Al que gobierna se le exige transparencia y por ello no se puede decir en el mismo discurso como hizo la titular de la cartera de Asuntos sociales « si bien es intención del Ejecutivo cumplir con la financiación a la que le obliga la memoria económica de la Ley, esto no significa que la coyuntura económica que atravesamos actualmente no tenga algún tipo de influencia en el despliegue de la Ley de Dependencia». Sí «la crisis económica puede influir en la financiación y por lo tanto en el desarrollo de este derecho» según la Ministra, la crisis social que se abre puede ser impredecible, ya que por esa regla de tres otros derechos, aunque consolidados en el tiempo, pueden ser recortados o modificados.

En estos momentos de incertidumbre económica hemos de acostumbrarnos a la arbitrariedad en la aplicación de ciertos derechos, publicitados a bombo y platillo por el Gobierno, que es incapaz de asumir el coste financiero de su puesta en práctica en los términos originarios previstos en las normas que configuran sus regimenes jurídicos. Así, el Gobierno reconoce ahora que el cheque bebé de 2.500 euros es discriminatorio en cuanto que su cobro genera situaciones de desigualdad a las inmigrantes. Se esfumaron las llamadas «rentas de emancipación» y la deducción de los 400 euros en el IRPF no se ha hecho extensiva a todos los ciudadanos tal como el Gobierno pretendió hacer ver con la promulgación de la norma.

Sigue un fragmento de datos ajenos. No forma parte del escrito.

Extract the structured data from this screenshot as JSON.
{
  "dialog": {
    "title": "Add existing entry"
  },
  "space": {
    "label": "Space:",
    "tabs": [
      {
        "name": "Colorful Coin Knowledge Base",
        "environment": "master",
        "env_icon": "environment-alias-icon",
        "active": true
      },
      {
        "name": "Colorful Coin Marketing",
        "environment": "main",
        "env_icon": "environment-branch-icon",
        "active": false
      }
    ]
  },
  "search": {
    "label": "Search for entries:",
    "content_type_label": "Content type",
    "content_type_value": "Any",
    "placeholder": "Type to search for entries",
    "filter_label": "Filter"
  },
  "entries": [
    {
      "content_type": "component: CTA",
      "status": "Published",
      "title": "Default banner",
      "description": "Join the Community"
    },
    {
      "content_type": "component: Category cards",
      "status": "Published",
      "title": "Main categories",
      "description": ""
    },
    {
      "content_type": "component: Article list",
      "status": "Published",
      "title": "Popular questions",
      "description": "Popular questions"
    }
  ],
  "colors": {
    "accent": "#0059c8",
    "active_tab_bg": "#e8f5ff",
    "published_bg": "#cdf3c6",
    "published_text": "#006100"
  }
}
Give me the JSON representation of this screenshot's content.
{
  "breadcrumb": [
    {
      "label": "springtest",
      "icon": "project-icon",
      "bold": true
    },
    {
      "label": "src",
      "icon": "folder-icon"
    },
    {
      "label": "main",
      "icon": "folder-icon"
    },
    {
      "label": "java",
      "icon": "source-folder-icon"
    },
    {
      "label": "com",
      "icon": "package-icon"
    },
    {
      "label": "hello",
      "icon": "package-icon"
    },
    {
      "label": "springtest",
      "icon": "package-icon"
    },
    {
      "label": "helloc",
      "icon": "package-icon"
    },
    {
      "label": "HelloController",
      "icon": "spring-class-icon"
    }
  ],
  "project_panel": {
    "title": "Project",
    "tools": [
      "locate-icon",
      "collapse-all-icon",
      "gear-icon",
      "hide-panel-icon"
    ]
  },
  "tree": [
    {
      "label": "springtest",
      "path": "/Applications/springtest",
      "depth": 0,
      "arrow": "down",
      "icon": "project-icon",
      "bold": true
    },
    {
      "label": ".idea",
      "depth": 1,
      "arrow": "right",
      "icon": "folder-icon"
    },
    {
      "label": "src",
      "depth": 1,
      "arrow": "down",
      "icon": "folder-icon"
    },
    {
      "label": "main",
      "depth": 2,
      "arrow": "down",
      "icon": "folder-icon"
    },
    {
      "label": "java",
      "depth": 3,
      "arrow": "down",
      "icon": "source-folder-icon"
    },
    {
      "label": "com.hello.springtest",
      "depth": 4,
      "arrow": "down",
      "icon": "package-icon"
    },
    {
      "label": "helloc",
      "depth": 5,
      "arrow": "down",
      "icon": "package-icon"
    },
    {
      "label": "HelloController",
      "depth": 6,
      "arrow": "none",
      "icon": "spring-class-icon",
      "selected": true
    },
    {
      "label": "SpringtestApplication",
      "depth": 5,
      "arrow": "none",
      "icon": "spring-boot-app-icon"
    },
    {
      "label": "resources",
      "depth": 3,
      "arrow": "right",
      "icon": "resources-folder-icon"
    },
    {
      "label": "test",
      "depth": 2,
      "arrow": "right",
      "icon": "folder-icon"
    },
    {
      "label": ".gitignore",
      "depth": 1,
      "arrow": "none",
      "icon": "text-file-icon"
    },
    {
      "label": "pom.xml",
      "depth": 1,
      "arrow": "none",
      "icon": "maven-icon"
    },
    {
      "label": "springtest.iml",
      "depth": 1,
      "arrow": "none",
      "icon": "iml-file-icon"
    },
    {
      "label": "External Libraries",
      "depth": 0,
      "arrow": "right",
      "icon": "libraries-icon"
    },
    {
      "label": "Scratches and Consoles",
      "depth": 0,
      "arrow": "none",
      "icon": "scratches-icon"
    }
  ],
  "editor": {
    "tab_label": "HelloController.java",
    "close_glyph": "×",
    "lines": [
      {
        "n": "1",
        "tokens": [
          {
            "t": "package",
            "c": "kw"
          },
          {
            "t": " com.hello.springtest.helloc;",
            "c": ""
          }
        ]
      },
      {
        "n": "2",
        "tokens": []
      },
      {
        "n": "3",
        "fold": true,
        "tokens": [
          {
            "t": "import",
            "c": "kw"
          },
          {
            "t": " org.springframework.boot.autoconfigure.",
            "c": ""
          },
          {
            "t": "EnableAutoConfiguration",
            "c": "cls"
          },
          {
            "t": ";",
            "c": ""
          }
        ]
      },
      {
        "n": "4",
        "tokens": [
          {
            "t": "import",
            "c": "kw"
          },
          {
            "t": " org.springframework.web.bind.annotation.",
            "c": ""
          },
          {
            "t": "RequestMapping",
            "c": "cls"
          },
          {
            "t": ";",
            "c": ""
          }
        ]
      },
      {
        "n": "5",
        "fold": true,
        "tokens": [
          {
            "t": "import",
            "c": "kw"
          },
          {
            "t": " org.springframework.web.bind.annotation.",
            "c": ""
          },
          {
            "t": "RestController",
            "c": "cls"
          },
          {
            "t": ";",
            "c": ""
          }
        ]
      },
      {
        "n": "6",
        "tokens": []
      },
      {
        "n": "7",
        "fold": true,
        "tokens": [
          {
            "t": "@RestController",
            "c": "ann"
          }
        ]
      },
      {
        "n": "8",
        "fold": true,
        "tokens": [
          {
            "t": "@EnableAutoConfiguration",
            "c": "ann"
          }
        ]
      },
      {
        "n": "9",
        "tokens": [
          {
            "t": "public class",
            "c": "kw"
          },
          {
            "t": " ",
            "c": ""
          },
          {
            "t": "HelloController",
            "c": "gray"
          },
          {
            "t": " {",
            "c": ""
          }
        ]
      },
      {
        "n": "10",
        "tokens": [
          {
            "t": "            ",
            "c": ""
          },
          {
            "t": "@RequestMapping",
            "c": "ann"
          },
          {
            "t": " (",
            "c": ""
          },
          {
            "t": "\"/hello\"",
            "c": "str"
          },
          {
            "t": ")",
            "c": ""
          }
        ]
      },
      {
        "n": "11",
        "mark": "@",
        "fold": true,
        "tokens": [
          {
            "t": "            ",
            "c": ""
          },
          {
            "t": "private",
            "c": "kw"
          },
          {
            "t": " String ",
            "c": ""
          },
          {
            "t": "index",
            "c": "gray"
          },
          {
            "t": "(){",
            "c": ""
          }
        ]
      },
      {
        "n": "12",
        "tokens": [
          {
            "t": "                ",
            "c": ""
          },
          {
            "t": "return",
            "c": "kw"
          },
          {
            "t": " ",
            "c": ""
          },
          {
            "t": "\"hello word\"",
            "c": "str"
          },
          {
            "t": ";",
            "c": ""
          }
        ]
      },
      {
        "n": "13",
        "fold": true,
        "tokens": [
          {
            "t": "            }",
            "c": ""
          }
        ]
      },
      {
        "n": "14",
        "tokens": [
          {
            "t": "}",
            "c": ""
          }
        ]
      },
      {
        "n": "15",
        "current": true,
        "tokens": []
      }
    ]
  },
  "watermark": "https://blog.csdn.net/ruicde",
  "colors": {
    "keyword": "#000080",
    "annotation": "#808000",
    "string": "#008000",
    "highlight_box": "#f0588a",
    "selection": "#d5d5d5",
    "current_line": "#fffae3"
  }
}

La propuesta de la Ministra de Asuntos Sociales ante el Consejo territorial del Sistema de Dependencia y la Conferencia Sectorial de Política Social de reducir a la mitad el compromiso inicialmente previsto y necesario para la puesta en práctica de la Ley de Dependencia, supondrá que los ciudadanos agraviados inunden los juzgados con demandas contra la Administración por incumplimiento de los derechos subjetivos al efecto reconocidos en la Ley o bien, todo quede en aguas de borrajas y volvamos a la tradición de la beneficencia como en muchas de las cuestiones atinentes a la asistencia socialSí los derechos subjetivos son importantísimos en la esfera jurídica de los ciudadanos, no menos importante en la esfera colectiva es el concepto de Derecho por antonomasia equiparado al ideal de Justicia. El Estado español ha sido condenado por el Tribunal de Estrasburgo por haber sometido a un ciudadano español a un juicio injusto por parcial. Los conceptos de lo justo, lo equitativo e imparcial deben habitar el limbo porque son términos ahora desconocidos para nuestros dos desprestigiados Tribunales, El Supremo y El Constitucional, que presumiendo de «garantistas en los procedimientos y en la aplicación del Derecho» condenaron a un ciudadano que molestaba a las altas esferas del poder. Para colmo de males, el inquisidor que cobró su presa con creces, es ahora magistrado emérito y con anterioridad un desmemoriado que se le olvidó advertir el cobro de una pensión pública como recompensa por servicios prestados a la Administración de un país extranjero mientras desempeñaba en España su cargo como magistrado del Tribunal Supremo.